Marriage has fallen on hard times. According to Statistics Canada, in 1981, 61 per cent of the Canadian population over the age of 15 was married. By 2011, that had dropped to 39 per cent, despite the fact that during that time, Canada legalized gay marriage, thus making it an option for more people. Over the same period, the percentage of divorced or separated Canadians doubled.
Noam Zion’s new book, Marital Friendship and Covenantal Partnership: Comparative Models of Love and Marriage, sheds light on the history of marriage and on confusion about it in contemporary society. Zion, a senior fellow at the Hartman Institute in Jerusalem and a gifted educator with deep Torah knowledge and secular erudition, is best known for his popular participatory Passover haggadah, A Different Night. In this thoughtful 700-page volume, he summarizes and contrasts a wide variety of models of marriage: rabbinic, Catholic, Protestant, Muslim, romantic, existentialist and postmodern.

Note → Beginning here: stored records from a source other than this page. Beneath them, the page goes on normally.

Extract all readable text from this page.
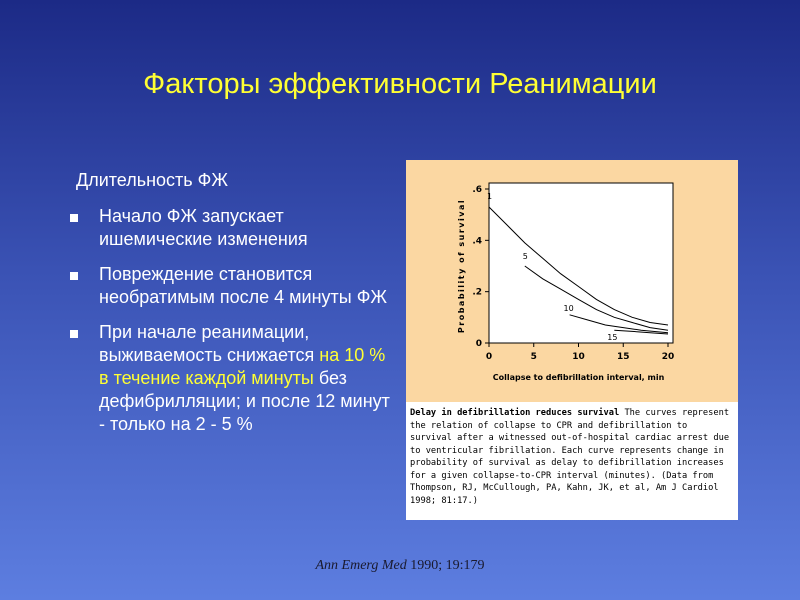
Факторы эффективности Реанимации
Длительность ФЖ
Начало ФЖ запускает ишемические изменения
Повреждение становится необратимым после 4 минуты ФЖ
При начале реанимации, выживаемость снижается на 10 % в течение каждой минуты без дефибрилляции; и после 12 минут - только на 2 - 5 %
0	5	10	15	20
0
.2
.4
.6
Collapse to defibrillation interval, min
Probability of survival
1
5
10
15
Delay in defibrillation reduces survival The curves represent the relation of collapse to CPR and defibrillation to survival after a witnessed out-of-hospital cardiac arrest due to ventricular fibrillation. Each curve represents change in probability of survival as delay to defibrillation increases for a given collapse-to-CPR interval (minutes). (Data from Thompson, RJ, McCullough, PA, Kahn, JK, et al, Am J Cardiol 1998; 81:17.)
Ann Emerg Med 1990; 19:179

READ: NOVEL IS AN INTRIGUING MIX OF MYSTERY AND HISTORY
Even in the patriarchal world of the past, not all models of marriage were the same. Time and again, Zion returns to the understanding of marriage that was promoted by Moses Maimonides (1138-1204). He wrote that “a wife is not like a captive,” and has a right to leave a marriage if she finds her husband repugnant – a right that, sadly, not all rabbis over the ages have agreed with.

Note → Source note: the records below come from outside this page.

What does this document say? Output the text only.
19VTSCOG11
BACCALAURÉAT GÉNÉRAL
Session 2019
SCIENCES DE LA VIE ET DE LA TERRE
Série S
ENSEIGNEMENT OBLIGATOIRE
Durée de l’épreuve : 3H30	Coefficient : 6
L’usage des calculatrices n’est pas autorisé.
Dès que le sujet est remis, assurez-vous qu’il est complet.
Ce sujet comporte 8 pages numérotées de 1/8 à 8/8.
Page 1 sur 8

The second half of the book centres on the modern Western world, where no clear and compelling model of marriage has yet emerged. This was the part that I found most interesting. Zion outlines the result of “the withering of a strong voice of inner conscience and of normative social frameworks for policing courtship and marriage.” He writes that “characteristic of American teenagers and college students since 2000, casual sex has been decoupled not only from marriage but from professions of love and the quest for ‘a relationship.’ Without prelude and without follow-up, these sexual ‘hook-ups’ are considered playful connections whose pleasure is enhanced by the freedom from responsibility.” Thus, for modern men and women outside of traditional religious communities, what was over the ages the most common incentive for marriage has lost its power.
He frequently cites Israeli sociologist Eva Illouz, who has written that in our modern world, “Stable, intimate relationships are difficult to achieve, especially for women, because men are emotionally elusive and routinely resist women’s attempts to commit to a long-term relationship. A woman’s desire to commit to a man is as self-evident as is the male’s resistance to it. A display of care and love, far from enticing a man, often makes him ‘run away.’ Only exceptionally are ‘normal’ men willing to commit to a relationship.” (This point about sexuality, relationships and the essential differences between women and men is amplified in Miriam Goldstein’s hard-hitting book, Unprotected: A Campus Psychiatrist Reveals How Political Correctness in Her Profession Endangers Every Student, which was published around 10 years ago.)
Zion contrasts contemporary “commitment phobia” with the values of the 19th century. “For the Victorian, a suitor proves that he possesses a moral character and integrity by living up to his promises. But these 19th century values have lost their moral self-evidence.” Now commitment phobia is no longer perceived as irrational, but as “a reasonable value choice for the post-modern who prioritizes his freedom over continuity in relationship. Today’s potential marriage partners are unwilling to close their options to what might be a better partner in the future. If those reticent to commit are accused of lack of constancy of character, they reply that openness to growth is preferable to the inertia of constancy.”
Those who, despite everything, would like to enter into a lasting relationship are torn between conflicting, perhaps mutually exclusive models of how to initiate a successful modern marriage. The romantic model tells us that we should be swept off our feet by our spouse and fall in love without calculating whether the relationship makes sense. “Love at first sight” is seen as ideal. But “computer dating is the epitome of the anti-romantic. In a highly selective dating process, someone who wishes to put in a request for a proposed mate must first analyze the exact qualities and tastes s/he prefers as well as to present oneself under those analytic categories.… After completing punctilious computer spade work, the couple meets on a date, in which they pray for a romantic spark that will sweep them off their feet. When Cupid strikes, his arrows will have been directed by a sophisticated computer-guidance system to land precisely and efficiently within the ever-narrower range of compatible candidates with whom, according to the statistics, one might reasonably hope to live successfully, sharing the same lifestyle and a compatible personality.… Thus, paradoxically, the late 20th and early 21st (century) simultaneously generated fantasies about love-at-first-sight sweeping people off their feet, and yet produced endless columns of psychological advice for the lovelorn and sophisticated computer dating programs to rationalize the choice of potential mates.”
Seeing marriage in the context of ancient and modern times is an illuminating way to understand why the institution is in trouble in the 21st century.